Fiorello assume Giorgia Meloni a “La Pennicanza”, ma a una condizione: ecco quale. Nella puntata di oggi a Radio 2, il noto conduttore risponde alla battuta fatta della premier
![]()
“Non aspiro al Quirinale, vorrei essere pagata per lavorare con Fiorello”, aveva detto Giorgia Meloni nella conferenza stampa di inizio anno, davanti a una platea di giornalisti. E lui ha colto subito la palla al balzo: “Giorgia, io ti assumo, però in nero”. Rosario Fiorello non poteva non rispondere con la sua inconfondibile ironia alla battuta della presidente del Consiglio di venerdì scorso, e lo ha fatto nella prima putata dell’anno a “La Pennicanza”, su Radio 2, oggi lunedì 12 gennaio.

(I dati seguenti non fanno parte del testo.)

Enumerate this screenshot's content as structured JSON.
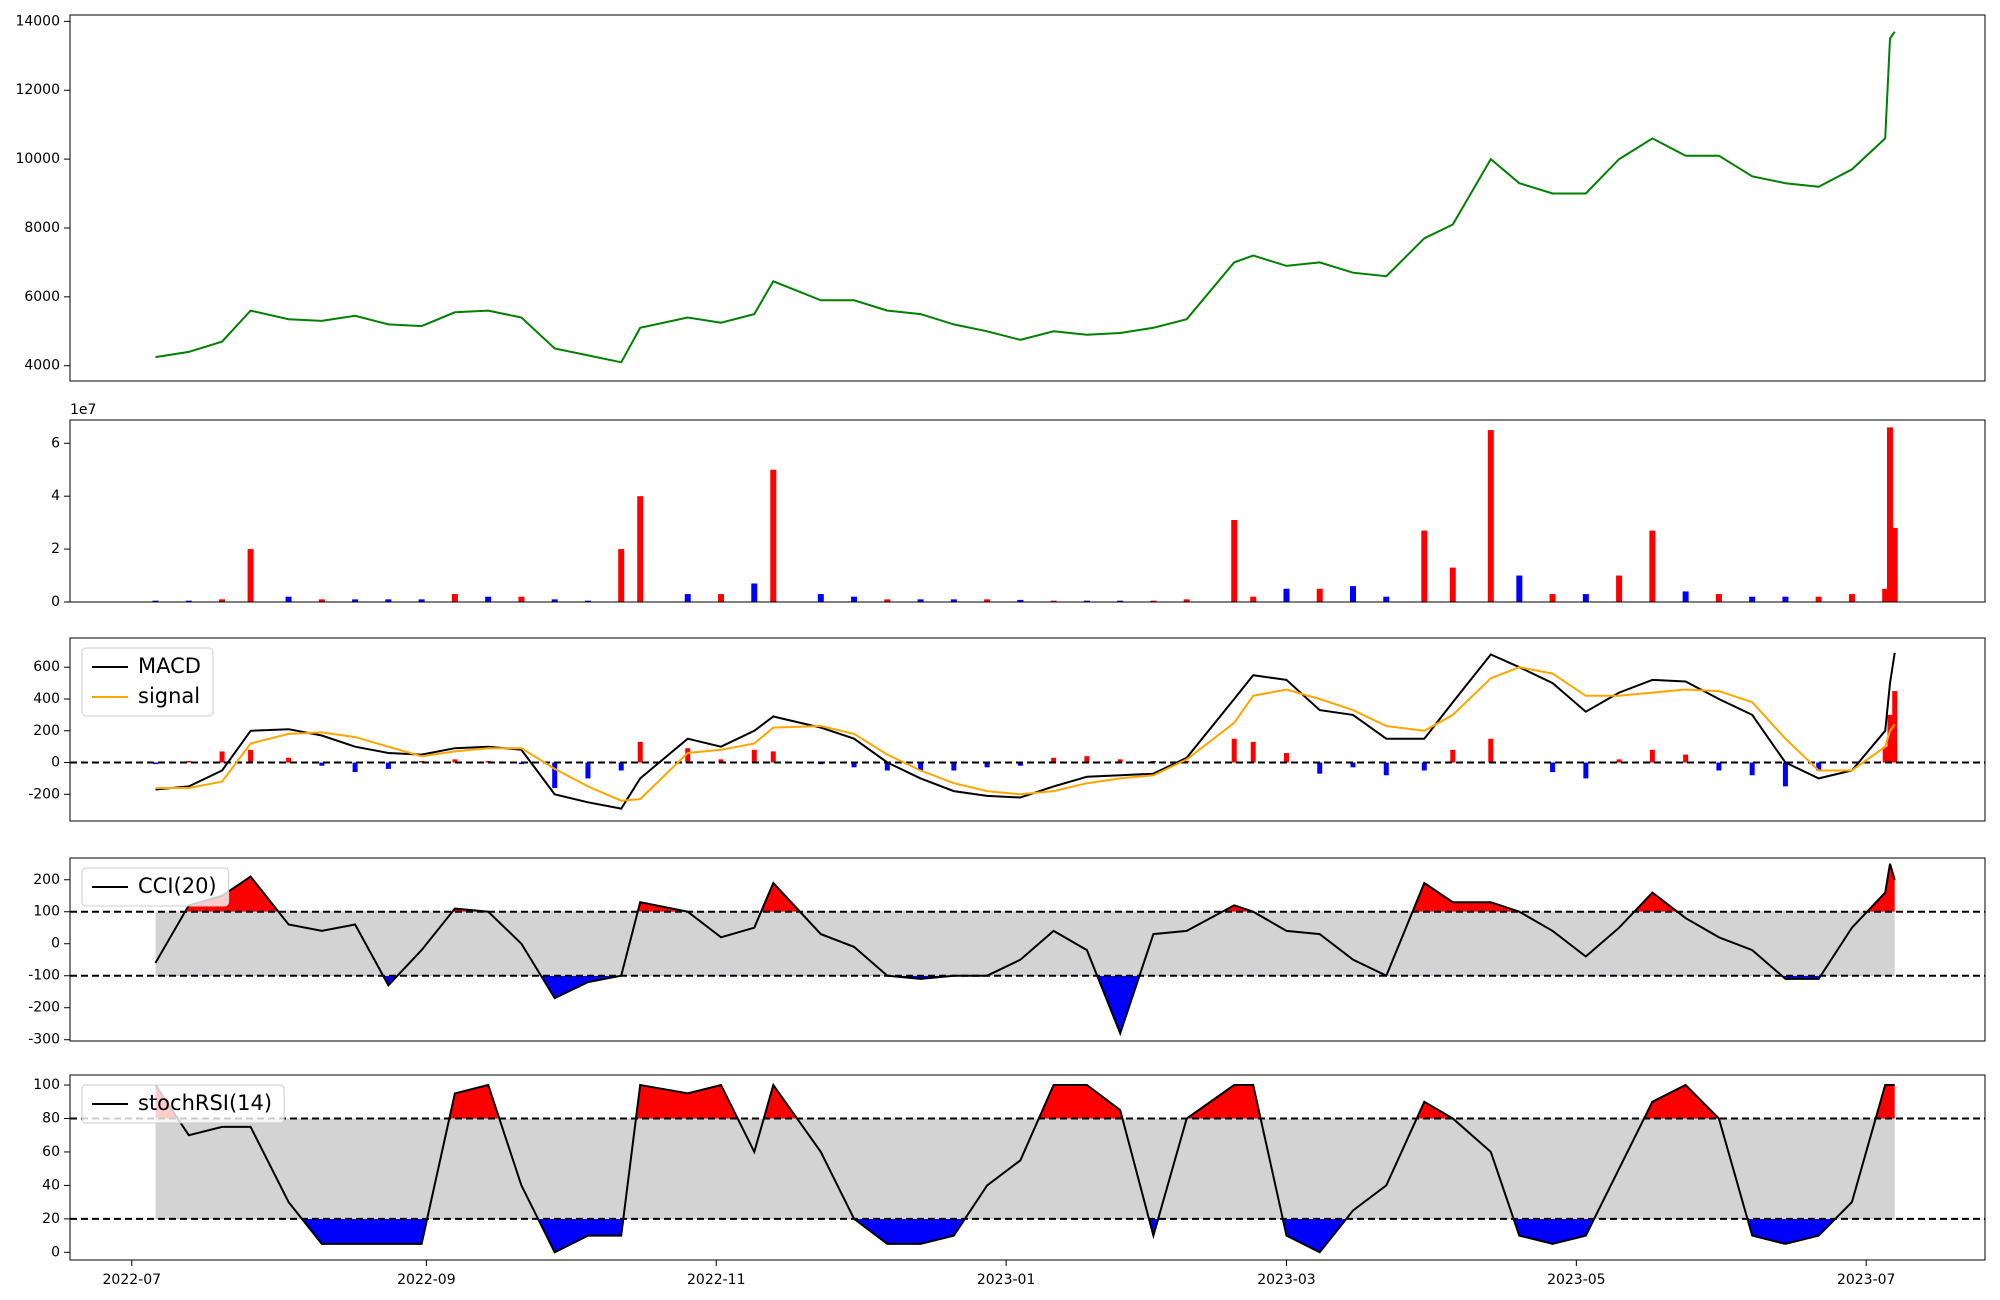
{
  "chart_data": [
    {
      "type": "line",
      "x": [
        "2022-07-06",
        "2022-07-13",
        "2022-07-20",
        "2022-07-26",
        "2022-08-03",
        "2022-08-10",
        "2022-08-17",
        "2022-08-24",
        "2022-08-31",
        "2022-09-07",
        "2022-09-14",
        "2022-09-21",
        "2022-09-28",
        "2022-10-05",
        "2022-10-12",
        "2022-10-16",
        "2022-10-26",
        "2022-11-02",
        "2022-11-09",
        "2022-11-13",
        "2022-11-23",
        "2022-11-30",
        "2022-12-07",
        "2022-12-14",
        "2022-12-21",
        "2022-12-28",
        "2023-01-04",
        "2023-01-11",
        "2023-01-18",
        "2023-01-25",
        "2023-02-01",
        "2023-02-08",
        "2023-02-18",
        "2023-02-22",
        "2023-03-01",
        "2023-03-08",
        "2023-03-15",
        "2023-03-22",
        "2023-03-30",
        "2023-04-05",
        "2023-04-13",
        "2023-04-19",
        "2023-04-26",
        "2023-05-03",
        "2023-05-10",
        "2023-05-17",
        "2023-05-24",
        "2023-05-31",
        "2023-06-07",
        "2023-06-14",
        "2023-06-21",
        "2023-06-28",
        "2023-07-05",
        "2023-07-06",
        "2023-07-07"
      ],
      "xlim": [
        "2022-06-18",
        "2023-07-26"
      ],
      "series": [
        {
          "color": "green",
          "values": [
            4250,
            4400,
            4700,
            5600,
            5350,
            5300,
            5450,
            5200,
            5150,
            5550,
            5600,
            5400,
            4500,
            4300,
            4100,
            5100,
            5400,
            5250,
            5500,
            6450,
            5900,
            5900,
            5600,
            5500,
            5200,
            5000,
            4750,
            5000,
            4900,
            4950,
            5100,
            5350,
            7000,
            7200,
            6900,
            7000,
            6700,
            6600,
            7700,
            8100,
            10000,
            9300,
            9000,
            9000,
            10000,
            10600,
            10100,
            10100,
            9500,
            9300,
            9200,
            9700,
            10600,
            13500,
            13700
          ]
        }
      ],
      "ylim": [
        3556,
        14185
      ],
      "yticks": [
        4000,
        6000,
        8000,
        10000,
        12000,
        14000
      ]
    },
    {
      "type": "bar",
      "values": [
        500000,
        500000,
        1000000,
        20000000,
        2000000,
        1000000,
        1000000,
        1000000,
        1000000,
        3000000,
        2000000,
        2000000,
        1000000,
        500000,
        20000000,
        40000000,
        3000000,
        3000000,
        7000000,
        50000000,
        3000000,
        2000000,
        1000000,
        1000000,
        1000000,
        1000000,
        800000,
        500000,
        500000,
        500000,
        500000,
        1000000,
        31000000,
        2000000,
        5000000,
        5000000,
        6000000,
        2000000,
        27000000,
        13000000,
        65000000,
        10000000,
        3000000,
        3000000,
        10000000,
        27000000,
        4000000,
        3000000,
        2000000,
        2000000,
        2000000,
        3000000,
        5000000,
        66000000,
        28000000
      ],
      "bar_colors": [
        "blue",
        "blue",
        "red",
        "red",
        "blue",
        "red",
        "blue",
        "blue",
        "blue",
        "red",
        "blue",
        "red",
        "blue",
        "blue",
        "red",
        "red",
        "blue",
        "red",
        "blue",
        "red",
        "blue",
        "blue",
        "red",
        "blue",
        "blue",
        "red",
        "blue",
        "red",
        "blue",
        "blue",
        "red",
        "red",
        "red",
        "red",
        "blue",
        "red",
        "blue",
        "blue",
        "red",
        "red",
        "red",
        "blue",
        "red",
        "blue",
        "red",
        "red",
        "blue",
        "red",
        "blue",
        "blue",
        "red",
        "red",
        "red",
        "red",
        "red"
      ],
      "offset_label": "1e7",
      "ylim": [
        0,
        68800000
      ],
      "yticks": [
        0,
        {
          "value": 20000000,
          "label": "2"
        },
        {
          "value": 40000000,
          "label": "4"
        },
        {
          "value": 60000000,
          "label": "6"
        }
      ]
    },
    {
      "type": "macd",
      "series": [
        {
          "name": "MACD",
          "color": "black",
          "values": [
            -170,
            -150,
            -50,
            200,
            210,
            170,
            100,
            60,
            50,
            90,
            100,
            80,
            -200,
            -250,
            -290,
            -100,
            150,
            100,
            200,
            290,
            220,
            150,
            0,
            -100,
            -180,
            -210,
            -220,
            -150,
            -90,
            -80,
            -70,
            30,
            400,
            550,
            520,
            330,
            300,
            150,
            150,
            380,
            680,
            600,
            500,
            320,
            440,
            520,
            510,
            400,
            300,
            0,
            -100,
            -50,
            200,
            500,
            690
          ]
        },
        {
          "name": "signal",
          "color": "orange",
          "values": [
            -160,
            -160,
            -120,
            120,
            180,
            190,
            160,
            100,
            40,
            70,
            90,
            90,
            -40,
            -150,
            -240,
            -230,
            60,
            80,
            120,
            220,
            230,
            180,
            50,
            -50,
            -130,
            -180,
            -200,
            -180,
            -130,
            -100,
            -80,
            20,
            250,
            420,
            460,
            400,
            330,
            230,
            200,
            300,
            530,
            600,
            560,
            420,
            420,
            440,
            460,
            450,
            380,
            150,
            -50,
            -50,
            100,
            200,
            240
          ]
        }
      ],
      "histogram": [
        -10,
        10,
        70,
        80,
        30,
        -20,
        -60,
        -40,
        10,
        20,
        10,
        -10,
        -160,
        -100,
        -50,
        130,
        90,
        20,
        80,
        70,
        -10,
        -30,
        -50,
        -50,
        -50,
        -30,
        -20,
        30,
        40,
        20,
        10,
        10,
        150,
        130,
        60,
        -70,
        -30,
        -80,
        -50,
        80,
        150,
        0,
        -60,
        -100,
        20,
        80,
        50,
        -50,
        -80,
        -150,
        -50,
        0,
        100,
        300,
        450
      ],
      "pos_color": "red",
      "neg_color": "blue",
      "zero_line": "dashed",
      "legend": "upper left",
      "ylim": [
        -368,
        784
      ],
      "yticks": [
        -200,
        0,
        200,
        400,
        600
      ]
    },
    {
      "type": "band",
      "series": [
        {
          "name": "CCI(20)",
          "color": "black",
          "values": [
            -60,
            120,
            150,
            210,
            60,
            40,
            60,
            -130,
            -20,
            110,
            100,
            0,
            -170,
            -120,
            -100,
            130,
            100,
            20,
            50,
            190,
            30,
            -10,
            -100,
            -110,
            -100,
            -100,
            -50,
            40,
            -20,
            -280,
            30,
            40,
            120,
            100,
            40,
            30,
            -50,
            -100,
            190,
            130,
            130,
            100,
            40,
            -40,
            50,
            160,
            80,
            20,
            -20,
            -110,
            -110,
            50,
            160,
            250,
            200
          ]
        }
      ],
      "levels": [
        -100,
        100
      ],
      "above_color": "red",
      "below_color": "blue",
      "band_color": "lightgray",
      "legend": "upper left",
      "ylim": [
        -304,
        268
      ],
      "yticks": [
        -300,
        -200,
        -100,
        0,
        100,
        200
      ]
    },
    {
      "type": "band",
      "series": [
        {
          "name": "stochRSI(14)",
          "color": "black",
          "values": [
            100,
            70,
            75,
            75,
            30,
            5,
            5,
            5,
            5,
            95,
            100,
            40,
            0,
            10,
            10,
            100,
            95,
            100,
            60,
            100,
            60,
            20,
            5,
            5,
            10,
            40,
            55,
            100,
            100,
            85,
            10,
            80,
            100,
            100,
            10,
            0,
            25,
            40,
            90,
            80,
            60,
            10,
            5,
            10,
            50,
            90,
            100,
            80,
            10,
            5,
            10,
            30,
            100,
            100,
            100
          ]
        }
      ],
      "levels": [
        20,
        80
      ],
      "above_color": "red",
      "below_color": "blue",
      "band_color": "lightgray",
      "legend": "upper left",
      "ylim": [
        -4.6,
        106
      ],
      "yticks": [
        0,
        20,
        40,
        60,
        80,
        100
      ],
      "xticks": [
        "2022-07",
        "2022-09",
        "2022-11",
        "2023-01",
        "2023-03",
        "2023-05",
        "2023-07"
      ]
    }
  ]
}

Fiorello, incalzato dall’immancabile spalla Biggio, si è poi scatenato a leggere in diretta una serie di battute attribuite, secondo il copione, alla premier, assunta come autrice del programma. “In Rai da cosa si riconosce un conduttore di destra da uno di sinistra? Quello di destra lavora” e ancora, “Cosa potrebbe fare Crosetto per la Groenlandia? L’orso polare”. E “che differenza c’è tra Schlein e uno scoiattolo? Nessuna, perché entrambi rosicano”.
Al conduttore, che prosegue nello sketch comico, non resta che promuovere la neoassunta e riconoscere la sua bravura: “Qui ridono, è brava- ammette- con le nostre battute non ride nessuno, con quelle della Meloni invece ridono tutti”.